Europese landen moeten meer gaan samenwerken op het gebied van energie- en klimaatbeleid. Dat blijkt uit een analyse van het Planbureau voor de Leefomgeving (PBL). Er is weinig oog voor de effecten die maatregelen in het eigen land hebben op de buurlanden en andersom.
Betere afstemming tussen Europese landen maakt het makkelijker en goedkoper om maatregelen te nemen voor energie- en klimaatgerelateerde problemen. Op dit moment zijn de plannen om de economie koolstofarm te maken nog erg nationaal, blijkt uit de analyse. Er wordt nog weinig rekening gehouden met de sterk gekoppelde energiemarkten, grensoverschrijdende gas- en elektriciteitsinfrastructuur, internationaal opererende energiebedrijven en netwerkbeheerders, en technologieontwikkeling. Uit de analyse blijkt bijvoorbeeld dat de uitbreiding van duurzame energie in Duitsland zorgt voor pieken op het Nederlandse elektriciteitsnet.

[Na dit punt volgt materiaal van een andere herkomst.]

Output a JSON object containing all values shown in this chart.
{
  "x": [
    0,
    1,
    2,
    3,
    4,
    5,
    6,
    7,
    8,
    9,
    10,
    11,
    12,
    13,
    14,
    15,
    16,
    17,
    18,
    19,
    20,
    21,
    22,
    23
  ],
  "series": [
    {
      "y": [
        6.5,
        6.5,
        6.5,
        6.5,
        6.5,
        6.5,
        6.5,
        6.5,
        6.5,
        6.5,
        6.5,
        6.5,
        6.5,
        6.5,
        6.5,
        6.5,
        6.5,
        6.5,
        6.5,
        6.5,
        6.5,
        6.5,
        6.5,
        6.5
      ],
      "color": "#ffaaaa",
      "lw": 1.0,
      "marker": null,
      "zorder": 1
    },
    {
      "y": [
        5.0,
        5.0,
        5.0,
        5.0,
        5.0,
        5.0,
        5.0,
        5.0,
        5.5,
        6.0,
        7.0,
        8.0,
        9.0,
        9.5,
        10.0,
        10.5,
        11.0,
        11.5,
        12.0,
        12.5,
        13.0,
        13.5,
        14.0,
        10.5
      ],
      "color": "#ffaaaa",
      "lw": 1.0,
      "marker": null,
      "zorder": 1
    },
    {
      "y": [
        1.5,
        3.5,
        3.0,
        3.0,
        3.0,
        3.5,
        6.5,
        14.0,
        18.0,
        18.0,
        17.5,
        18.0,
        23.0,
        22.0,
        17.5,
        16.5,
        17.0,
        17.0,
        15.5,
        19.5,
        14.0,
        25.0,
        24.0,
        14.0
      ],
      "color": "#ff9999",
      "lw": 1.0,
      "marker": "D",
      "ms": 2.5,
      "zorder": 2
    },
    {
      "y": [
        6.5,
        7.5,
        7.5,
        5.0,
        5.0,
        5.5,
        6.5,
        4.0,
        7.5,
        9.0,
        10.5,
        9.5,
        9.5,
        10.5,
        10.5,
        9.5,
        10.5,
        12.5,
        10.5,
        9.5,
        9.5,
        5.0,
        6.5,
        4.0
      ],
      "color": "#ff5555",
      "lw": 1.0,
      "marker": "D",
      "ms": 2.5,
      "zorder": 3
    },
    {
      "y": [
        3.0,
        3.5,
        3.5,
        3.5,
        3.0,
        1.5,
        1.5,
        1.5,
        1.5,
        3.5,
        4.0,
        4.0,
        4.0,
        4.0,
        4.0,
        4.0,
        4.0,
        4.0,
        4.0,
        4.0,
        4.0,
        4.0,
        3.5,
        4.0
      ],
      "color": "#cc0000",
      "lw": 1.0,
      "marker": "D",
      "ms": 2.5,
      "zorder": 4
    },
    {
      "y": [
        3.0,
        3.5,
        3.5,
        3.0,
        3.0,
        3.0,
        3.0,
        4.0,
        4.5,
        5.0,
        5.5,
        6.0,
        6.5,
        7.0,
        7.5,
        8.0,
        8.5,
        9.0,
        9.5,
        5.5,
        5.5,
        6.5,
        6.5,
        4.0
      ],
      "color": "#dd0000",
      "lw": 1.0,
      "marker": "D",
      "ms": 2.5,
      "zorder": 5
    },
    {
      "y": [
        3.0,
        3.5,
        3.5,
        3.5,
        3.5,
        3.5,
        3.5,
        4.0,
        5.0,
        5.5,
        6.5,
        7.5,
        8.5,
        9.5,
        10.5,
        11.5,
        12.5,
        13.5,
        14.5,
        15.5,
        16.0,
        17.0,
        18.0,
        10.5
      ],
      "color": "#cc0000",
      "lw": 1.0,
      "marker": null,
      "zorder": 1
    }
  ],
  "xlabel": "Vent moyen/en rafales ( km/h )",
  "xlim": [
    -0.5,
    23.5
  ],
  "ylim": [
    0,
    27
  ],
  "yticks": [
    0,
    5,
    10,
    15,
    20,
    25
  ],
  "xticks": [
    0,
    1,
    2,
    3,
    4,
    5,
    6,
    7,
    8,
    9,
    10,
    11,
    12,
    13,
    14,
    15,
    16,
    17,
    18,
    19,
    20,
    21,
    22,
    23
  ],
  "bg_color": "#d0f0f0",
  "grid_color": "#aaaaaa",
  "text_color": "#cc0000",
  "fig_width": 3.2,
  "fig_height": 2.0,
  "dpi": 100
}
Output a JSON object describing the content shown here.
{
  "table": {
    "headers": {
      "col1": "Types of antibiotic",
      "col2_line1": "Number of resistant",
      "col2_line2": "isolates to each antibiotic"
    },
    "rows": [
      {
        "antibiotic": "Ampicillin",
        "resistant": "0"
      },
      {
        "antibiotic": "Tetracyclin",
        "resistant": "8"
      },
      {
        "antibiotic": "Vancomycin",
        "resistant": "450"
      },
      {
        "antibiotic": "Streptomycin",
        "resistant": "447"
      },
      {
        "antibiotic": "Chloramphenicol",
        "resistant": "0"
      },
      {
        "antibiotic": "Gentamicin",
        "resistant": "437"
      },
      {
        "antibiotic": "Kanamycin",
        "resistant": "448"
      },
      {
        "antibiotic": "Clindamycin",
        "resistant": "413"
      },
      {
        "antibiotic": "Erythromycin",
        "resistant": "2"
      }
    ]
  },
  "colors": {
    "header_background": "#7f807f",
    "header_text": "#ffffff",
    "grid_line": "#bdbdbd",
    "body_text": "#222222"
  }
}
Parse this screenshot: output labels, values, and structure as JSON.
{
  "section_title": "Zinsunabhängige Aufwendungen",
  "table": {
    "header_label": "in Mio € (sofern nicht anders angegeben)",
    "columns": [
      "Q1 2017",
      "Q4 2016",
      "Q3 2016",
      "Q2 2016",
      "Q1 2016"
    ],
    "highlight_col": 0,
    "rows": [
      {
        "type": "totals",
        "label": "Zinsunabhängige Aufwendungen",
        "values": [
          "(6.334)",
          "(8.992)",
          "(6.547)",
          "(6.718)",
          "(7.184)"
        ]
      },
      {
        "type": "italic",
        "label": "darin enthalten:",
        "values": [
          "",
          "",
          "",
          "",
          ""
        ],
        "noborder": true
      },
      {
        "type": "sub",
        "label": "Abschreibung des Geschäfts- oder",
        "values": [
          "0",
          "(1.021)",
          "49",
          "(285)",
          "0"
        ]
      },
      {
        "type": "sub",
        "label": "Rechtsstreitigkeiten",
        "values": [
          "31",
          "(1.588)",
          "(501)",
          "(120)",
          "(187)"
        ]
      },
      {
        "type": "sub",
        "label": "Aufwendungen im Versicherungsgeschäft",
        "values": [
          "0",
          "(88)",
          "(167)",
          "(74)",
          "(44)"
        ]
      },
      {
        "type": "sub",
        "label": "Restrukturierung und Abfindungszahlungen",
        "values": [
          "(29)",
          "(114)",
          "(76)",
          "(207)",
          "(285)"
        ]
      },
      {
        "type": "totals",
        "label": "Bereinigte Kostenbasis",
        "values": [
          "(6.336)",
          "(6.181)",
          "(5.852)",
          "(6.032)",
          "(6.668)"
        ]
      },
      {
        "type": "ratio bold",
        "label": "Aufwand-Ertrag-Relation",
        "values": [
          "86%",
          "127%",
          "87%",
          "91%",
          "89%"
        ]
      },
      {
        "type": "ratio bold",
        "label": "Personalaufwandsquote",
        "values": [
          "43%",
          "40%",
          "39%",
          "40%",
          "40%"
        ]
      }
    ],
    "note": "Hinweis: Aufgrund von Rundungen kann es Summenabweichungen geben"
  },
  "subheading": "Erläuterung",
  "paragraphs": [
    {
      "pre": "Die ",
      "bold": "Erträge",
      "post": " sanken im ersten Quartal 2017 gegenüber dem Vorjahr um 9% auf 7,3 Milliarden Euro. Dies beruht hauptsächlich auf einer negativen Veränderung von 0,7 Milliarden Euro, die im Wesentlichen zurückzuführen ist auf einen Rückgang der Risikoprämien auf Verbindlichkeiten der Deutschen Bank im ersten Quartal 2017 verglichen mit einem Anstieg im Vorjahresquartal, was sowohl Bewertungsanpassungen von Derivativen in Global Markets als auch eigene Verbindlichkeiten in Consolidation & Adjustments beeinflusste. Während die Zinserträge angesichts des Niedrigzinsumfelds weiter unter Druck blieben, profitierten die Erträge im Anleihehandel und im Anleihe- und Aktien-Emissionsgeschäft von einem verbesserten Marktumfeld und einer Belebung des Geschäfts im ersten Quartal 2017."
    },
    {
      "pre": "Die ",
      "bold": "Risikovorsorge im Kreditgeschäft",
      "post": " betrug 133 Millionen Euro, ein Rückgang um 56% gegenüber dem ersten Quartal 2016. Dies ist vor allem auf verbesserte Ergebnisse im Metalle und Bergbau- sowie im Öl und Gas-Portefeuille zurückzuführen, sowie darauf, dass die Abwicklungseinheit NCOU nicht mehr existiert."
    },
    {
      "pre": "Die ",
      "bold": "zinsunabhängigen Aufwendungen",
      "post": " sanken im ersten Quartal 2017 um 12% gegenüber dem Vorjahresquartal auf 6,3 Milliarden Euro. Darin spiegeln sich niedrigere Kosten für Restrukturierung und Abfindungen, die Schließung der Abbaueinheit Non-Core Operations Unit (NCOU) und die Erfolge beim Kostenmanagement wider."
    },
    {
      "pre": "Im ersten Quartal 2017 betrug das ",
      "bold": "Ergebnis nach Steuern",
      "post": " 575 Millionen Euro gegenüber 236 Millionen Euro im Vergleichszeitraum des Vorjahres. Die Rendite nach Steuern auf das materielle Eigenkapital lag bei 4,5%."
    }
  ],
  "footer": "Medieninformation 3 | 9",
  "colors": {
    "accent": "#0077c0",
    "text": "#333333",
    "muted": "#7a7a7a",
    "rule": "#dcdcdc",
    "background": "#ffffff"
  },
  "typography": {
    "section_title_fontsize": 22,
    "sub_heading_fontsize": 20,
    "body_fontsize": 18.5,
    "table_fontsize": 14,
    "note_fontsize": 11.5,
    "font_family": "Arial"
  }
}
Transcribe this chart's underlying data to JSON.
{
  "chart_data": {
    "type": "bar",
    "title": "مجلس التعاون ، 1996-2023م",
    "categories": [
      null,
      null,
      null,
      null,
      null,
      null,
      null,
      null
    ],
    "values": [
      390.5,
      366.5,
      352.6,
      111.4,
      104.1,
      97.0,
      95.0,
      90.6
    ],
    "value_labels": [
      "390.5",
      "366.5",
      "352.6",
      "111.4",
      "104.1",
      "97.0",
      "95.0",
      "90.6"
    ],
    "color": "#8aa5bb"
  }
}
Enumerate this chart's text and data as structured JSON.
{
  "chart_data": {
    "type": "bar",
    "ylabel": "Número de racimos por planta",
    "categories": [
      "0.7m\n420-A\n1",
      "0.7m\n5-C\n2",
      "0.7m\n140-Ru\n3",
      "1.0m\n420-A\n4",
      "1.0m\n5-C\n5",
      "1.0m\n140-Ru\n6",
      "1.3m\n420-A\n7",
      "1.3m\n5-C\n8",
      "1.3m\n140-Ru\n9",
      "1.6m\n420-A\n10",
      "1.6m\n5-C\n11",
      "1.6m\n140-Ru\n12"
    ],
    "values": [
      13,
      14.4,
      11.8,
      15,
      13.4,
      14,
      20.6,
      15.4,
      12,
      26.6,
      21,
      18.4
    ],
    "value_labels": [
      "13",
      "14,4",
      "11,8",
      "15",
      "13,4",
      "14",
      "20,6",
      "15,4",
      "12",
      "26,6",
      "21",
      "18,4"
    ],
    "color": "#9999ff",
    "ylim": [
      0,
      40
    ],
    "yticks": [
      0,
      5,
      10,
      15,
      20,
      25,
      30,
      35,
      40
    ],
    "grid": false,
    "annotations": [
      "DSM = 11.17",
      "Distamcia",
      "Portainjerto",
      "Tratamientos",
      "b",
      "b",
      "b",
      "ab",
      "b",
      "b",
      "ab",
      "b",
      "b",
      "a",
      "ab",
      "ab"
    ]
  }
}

Duitsland, Denemarken en het Verenigd Koninkrijk hebben ambitieuze plannen voor het verwezenlijken van de klimaat- en energieafspraken. Deze plannen gaan v verder dan de Europese verplichtingen. Het beleid in deze landen is gebaseerd op bredere ambities rond innovatie en kansen voor de industrie, en kan rekenen op breed politiek en maatschappelijk draagvlak. Bovendien is het hoogste politieke niveau er actief bij betrokken. In Nederland ligt de focus vooralsnog op het kosteneffectief voldoen aan de Europese verplichtingen voor 2020.